3.2. Evaluation of Joint Strength

The joint strengths and failure modes for all the experimental cases were evaluated to verify the effectiveness of the proposed analytical approach. The cross-tension test [20] was adopted to simulate the pull-out loading condition, as shown in Figure 5. The load–displacement curves obtained from the cross-tension test are shown in Figure 6. The average joint strength and failure mode of all experimental cases were compared with the values predicted by the analytical approach in

Table 4. Comparison of predicted and measured failure load and failure mode.

Case	Failure Load			Failure Mode
	Prediction (N)	Experiment (N)	Error (%)	Prediction	Experiment
1	1939	1880	‒3.0 ± 1.4	Button separation	Button separation
2	1807	1885	4.3 ± 3.5	Neck fracture	Neck fracture
3	1229	1203	2.8 ± 4.0	Button separation	Button separation
4	1085	1076	0.6 ± 4.1	Neck fracture	Neck fracture

. The joint strengths of Cases 1 and 3 with button separation were evaluated as 1880 ± 28 N and 1203 ± 49 N with errors of ‒3.0 ± 1.4% and 2.8 ± 4.0%, respectively. The joint strengths of Case 2 and Case 4 with neck fracture were 1885 ± 64 N and 1076 ± 45 N with errors of 4.3 ± 3.5% and 0.6 ± 4.1%, respectively.

The failure modes of the specimens are shown in Figure 7. In all cases, the same failure mode as predicted in the analytical approach was observed. In Cases 1 and 3, the undercut of the hole-clinched joint was fractured by shear stress, resulting in button separation. These results demonstrate that the joint strength for button separation indicates that the undercut fracture load was caused by shear stress. The undercut of the hole-clinched joint with CFRP and Al6061 was partially fractured, whereas that with DP980 and Al6061 was completely fractured. The joint strength variations of the hole-clinched joint with CFRP and Al6061 were relatively larger than those of the hole-clinched joint with DP980 and Al6061 because of the partial fracture of the undercut.

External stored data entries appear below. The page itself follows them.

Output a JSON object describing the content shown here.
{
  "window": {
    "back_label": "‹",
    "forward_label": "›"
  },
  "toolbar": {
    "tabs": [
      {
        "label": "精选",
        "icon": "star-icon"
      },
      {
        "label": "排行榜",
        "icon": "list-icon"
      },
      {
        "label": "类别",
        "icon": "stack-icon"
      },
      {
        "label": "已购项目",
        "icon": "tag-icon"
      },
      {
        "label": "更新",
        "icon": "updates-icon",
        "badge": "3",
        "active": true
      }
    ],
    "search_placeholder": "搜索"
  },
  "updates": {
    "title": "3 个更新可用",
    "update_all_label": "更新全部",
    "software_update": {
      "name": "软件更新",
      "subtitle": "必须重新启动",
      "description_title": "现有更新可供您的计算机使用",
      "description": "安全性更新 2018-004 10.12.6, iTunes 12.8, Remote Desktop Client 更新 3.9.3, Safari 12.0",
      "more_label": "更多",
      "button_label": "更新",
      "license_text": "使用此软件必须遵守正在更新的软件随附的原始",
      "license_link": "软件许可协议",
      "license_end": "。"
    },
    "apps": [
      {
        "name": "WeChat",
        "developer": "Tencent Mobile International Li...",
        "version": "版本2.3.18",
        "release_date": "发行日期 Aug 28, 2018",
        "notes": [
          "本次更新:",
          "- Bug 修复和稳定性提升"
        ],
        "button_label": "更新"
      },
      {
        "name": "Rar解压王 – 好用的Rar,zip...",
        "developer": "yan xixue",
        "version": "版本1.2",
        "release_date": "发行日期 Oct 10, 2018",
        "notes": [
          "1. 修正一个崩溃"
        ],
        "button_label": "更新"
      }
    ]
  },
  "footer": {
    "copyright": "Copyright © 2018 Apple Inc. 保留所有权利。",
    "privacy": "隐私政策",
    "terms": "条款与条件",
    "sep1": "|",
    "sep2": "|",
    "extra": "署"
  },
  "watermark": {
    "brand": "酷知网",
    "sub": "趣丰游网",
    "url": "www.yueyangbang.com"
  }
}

In Cases 2 and 4, the neck of upper material was fractured by tensile stress. The deviation of the neck thickness was observed at the neck facture area. This deviation induced an uneven amount of stress distributed in the neck when the pull-out load was applied to the hole-clinched joint. Because of the stress concentration on the relatively thin side, the neck thickness could induce fracture. Because the undercut was restrained between the die bottom surface and lower materials, the sheared area was constant and stress was equally distributed in the button separation mode. On the other hand, in the cross-tension test, the maximum load deviations were relatively greater in the neck fracture mode than that in button separation.

4. Discussions

4.1. Relationship between the Geometrical Interlocking Parameters and Joint Strength

The purpose of the analytical approach to prediction of failure mode dependent joint strength is to determine the geometrical interlocking parameters of hole clinched joints to obtain the desired joint strength. In this section, we discuss how the proposed analytical approach could be applied to design of the hole clinching process. Also, the factors influencing the failure mode dependent joint strength are discussed in terms of hole clinching process design.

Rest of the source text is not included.